August 21, 2012 in Business

Study of shopping habits shows little math involved

Melissa Caceres McClatchy-Tribune
 

Julie Potashnick looks for deals while shopping. Studies show that bargain hunters are more attracted to items offering a “free” option, such as buy one get one free, rather than other sales which may offer better pricing.
(Full-size photo)

FORT LAUDERDALE, Fla. – Poor math skills are leading to bad shopping decisions, according to a recent study by the University of Miami School of Business.

Researchers examined attitudes about discounts, sales and bargain shopping. After surveying about 600 shoppers in retail stores and malls, they learned shoppers:

• Are attracted to “extra” or “bonus” items. “Shoppers often, and incorrectly, assume that the more of the product there is, the better,” said Michael Tsiros, a marketing professor at UM who led the two-year study.

Two-for-one deals, or packages with an extra sample or larger volume, don’t always involve big savings. But shoppers tend to ignore base prices, and automatically pick the larger package when given a choice between a discount or more product.

“Even though the promotions may be economically equivalent, more people were taking advantage of the bonus packs,” said Tsiros.

• Think that a 33 percent discount is the same as getting 33 percent more of a product for the same price. In a test that involved loose coffee beans, many shoppers saw the two choices, 33 percent extra for the original price or 33 percent off the original price, as equal.

Enrique Villamor, professor of mathematics at Florida International University, isn’t surprised that consumers couldn’t tell that the discounted choice was a better deal.

He says many fail to connect basic math knowledge to real-world situations like shopping.
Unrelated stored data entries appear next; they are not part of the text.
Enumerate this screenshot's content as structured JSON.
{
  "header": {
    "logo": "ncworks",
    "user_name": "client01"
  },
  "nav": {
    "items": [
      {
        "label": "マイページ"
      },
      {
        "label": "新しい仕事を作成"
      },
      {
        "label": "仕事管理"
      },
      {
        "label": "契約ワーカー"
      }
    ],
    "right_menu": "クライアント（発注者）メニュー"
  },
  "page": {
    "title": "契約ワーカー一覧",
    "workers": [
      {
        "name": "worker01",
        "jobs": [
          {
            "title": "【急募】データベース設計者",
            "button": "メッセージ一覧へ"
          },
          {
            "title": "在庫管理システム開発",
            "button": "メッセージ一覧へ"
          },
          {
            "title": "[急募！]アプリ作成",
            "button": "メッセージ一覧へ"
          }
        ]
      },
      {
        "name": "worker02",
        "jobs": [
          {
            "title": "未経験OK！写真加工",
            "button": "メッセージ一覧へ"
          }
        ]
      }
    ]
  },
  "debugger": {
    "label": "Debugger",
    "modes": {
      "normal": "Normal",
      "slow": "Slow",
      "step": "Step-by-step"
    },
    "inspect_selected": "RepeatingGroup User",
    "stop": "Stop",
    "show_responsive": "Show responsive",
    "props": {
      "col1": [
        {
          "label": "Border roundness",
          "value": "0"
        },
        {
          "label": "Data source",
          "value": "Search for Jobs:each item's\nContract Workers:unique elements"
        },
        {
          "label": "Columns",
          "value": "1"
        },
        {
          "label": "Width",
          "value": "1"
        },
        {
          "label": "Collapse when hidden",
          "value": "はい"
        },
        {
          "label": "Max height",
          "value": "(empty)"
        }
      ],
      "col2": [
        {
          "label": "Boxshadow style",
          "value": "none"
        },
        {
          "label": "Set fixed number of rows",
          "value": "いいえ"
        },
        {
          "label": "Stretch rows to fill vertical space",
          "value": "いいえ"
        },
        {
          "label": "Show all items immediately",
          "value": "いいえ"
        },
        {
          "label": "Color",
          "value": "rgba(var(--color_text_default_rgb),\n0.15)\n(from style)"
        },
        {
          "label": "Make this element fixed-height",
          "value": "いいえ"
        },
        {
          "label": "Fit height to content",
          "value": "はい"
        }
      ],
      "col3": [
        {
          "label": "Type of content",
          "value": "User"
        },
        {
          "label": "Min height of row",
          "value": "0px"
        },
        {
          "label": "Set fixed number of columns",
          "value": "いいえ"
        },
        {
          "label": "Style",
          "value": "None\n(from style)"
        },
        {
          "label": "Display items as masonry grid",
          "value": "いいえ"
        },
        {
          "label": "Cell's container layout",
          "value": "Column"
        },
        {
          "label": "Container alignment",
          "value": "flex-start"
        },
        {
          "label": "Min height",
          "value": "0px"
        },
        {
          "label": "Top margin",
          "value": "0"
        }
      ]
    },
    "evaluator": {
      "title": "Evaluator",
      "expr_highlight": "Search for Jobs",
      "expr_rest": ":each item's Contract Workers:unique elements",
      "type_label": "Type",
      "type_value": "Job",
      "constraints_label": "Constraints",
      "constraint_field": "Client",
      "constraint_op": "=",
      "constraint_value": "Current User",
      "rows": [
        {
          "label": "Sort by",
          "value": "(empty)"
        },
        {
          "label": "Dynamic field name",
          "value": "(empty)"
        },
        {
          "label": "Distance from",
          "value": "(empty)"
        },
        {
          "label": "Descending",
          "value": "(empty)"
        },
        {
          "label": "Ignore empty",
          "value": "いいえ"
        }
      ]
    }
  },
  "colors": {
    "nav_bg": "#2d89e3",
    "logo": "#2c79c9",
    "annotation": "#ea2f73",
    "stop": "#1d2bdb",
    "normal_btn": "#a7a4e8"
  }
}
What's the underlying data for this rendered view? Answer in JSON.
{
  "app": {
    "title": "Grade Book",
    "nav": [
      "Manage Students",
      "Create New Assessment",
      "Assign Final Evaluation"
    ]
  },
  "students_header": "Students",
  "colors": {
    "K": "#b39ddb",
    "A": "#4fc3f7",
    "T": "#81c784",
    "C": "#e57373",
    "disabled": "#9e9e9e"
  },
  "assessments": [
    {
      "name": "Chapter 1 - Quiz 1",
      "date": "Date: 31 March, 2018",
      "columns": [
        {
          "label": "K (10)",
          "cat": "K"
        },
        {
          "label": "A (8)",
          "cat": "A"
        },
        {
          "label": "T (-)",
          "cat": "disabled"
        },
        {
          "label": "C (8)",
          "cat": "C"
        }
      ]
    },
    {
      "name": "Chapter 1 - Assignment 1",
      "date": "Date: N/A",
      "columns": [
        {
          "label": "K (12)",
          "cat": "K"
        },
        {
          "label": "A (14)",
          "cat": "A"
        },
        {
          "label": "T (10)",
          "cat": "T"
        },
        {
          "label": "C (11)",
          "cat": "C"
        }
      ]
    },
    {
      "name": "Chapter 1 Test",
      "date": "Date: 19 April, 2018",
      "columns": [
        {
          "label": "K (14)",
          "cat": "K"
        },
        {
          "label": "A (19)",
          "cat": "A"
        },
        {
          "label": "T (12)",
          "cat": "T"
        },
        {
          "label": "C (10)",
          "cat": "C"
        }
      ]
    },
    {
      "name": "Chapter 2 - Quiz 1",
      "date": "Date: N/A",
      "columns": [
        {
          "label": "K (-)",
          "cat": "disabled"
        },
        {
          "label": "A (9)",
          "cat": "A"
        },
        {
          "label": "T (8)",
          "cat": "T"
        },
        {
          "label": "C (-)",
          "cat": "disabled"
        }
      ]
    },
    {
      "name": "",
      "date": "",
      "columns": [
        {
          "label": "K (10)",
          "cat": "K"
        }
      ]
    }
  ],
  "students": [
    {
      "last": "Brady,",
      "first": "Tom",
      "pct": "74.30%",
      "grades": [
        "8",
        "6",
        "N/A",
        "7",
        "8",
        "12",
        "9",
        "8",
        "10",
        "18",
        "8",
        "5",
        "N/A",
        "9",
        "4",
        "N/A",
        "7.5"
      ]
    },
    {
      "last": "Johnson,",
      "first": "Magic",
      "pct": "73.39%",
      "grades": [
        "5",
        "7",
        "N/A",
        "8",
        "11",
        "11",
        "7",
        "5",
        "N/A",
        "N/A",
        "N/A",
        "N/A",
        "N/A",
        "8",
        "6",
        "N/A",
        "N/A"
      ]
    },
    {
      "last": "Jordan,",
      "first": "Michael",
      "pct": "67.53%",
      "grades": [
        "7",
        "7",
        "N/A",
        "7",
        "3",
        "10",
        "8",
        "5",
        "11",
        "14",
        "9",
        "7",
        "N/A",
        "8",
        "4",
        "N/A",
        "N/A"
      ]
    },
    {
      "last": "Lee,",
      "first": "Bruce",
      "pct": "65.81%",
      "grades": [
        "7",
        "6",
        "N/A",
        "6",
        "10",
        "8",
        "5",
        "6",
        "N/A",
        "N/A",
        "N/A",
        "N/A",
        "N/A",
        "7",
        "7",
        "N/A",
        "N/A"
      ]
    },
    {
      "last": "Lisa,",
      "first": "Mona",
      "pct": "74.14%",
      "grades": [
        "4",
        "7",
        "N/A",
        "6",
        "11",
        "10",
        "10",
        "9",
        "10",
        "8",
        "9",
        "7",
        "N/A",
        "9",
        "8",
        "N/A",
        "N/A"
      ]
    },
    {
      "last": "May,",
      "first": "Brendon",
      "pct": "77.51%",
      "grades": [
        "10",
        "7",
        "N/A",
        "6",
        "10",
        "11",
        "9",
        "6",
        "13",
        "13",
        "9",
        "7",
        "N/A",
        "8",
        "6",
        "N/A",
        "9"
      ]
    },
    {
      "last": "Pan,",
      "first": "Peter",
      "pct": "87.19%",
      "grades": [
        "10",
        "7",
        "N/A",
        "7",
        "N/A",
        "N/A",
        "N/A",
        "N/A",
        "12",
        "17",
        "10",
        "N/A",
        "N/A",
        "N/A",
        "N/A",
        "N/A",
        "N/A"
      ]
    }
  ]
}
“Many of these kinds of calculations can be done in your head,” said Villamor. “People don’t seem to apply the critical skills needed in that situation, which is very similar to a word problem.”

But not everyone has the time to solve math puzzles while shopping.

As the caretaker of her elderly parents in Fort Lauderdale, Julie Potashnick says she is always on the lookout for bargains at the grocery store but doesn’t spend her time comparison shopping at other locations or making price calculations.

“I usually walk around the front of the store where the ‘two for one’ deals are and just grab the things that I need,” said Potashnick.

The need to take advantage of the bargain at that moment usually means customers’ decisions are not always going to be the most rational ones, said John Fleming, director of communications from the Florida Retail Federation.

“If you look at the unit price and take some extra time to do the math,” said Fleming, “you’d be able to see the difference.”

• Will select the better bargain when the math is easier. Researchers found that when prices were easier to compare, like 50 percent extra product or 50 percent off the regular price, consumers will pick the better bargain.

They also found that bonus packs lose their appeal when it comes to cheaper or unfamiliar brands.

Hannah Allison, of Hollywood, Fla., says she is only attracted to bonus packs for pricey products.

“It may be more expensive but I know I’m buying something of quality and will work for me,” said Allison.

“I wouldn’t go with something that had a certain percentage more if it was just a generic brand.”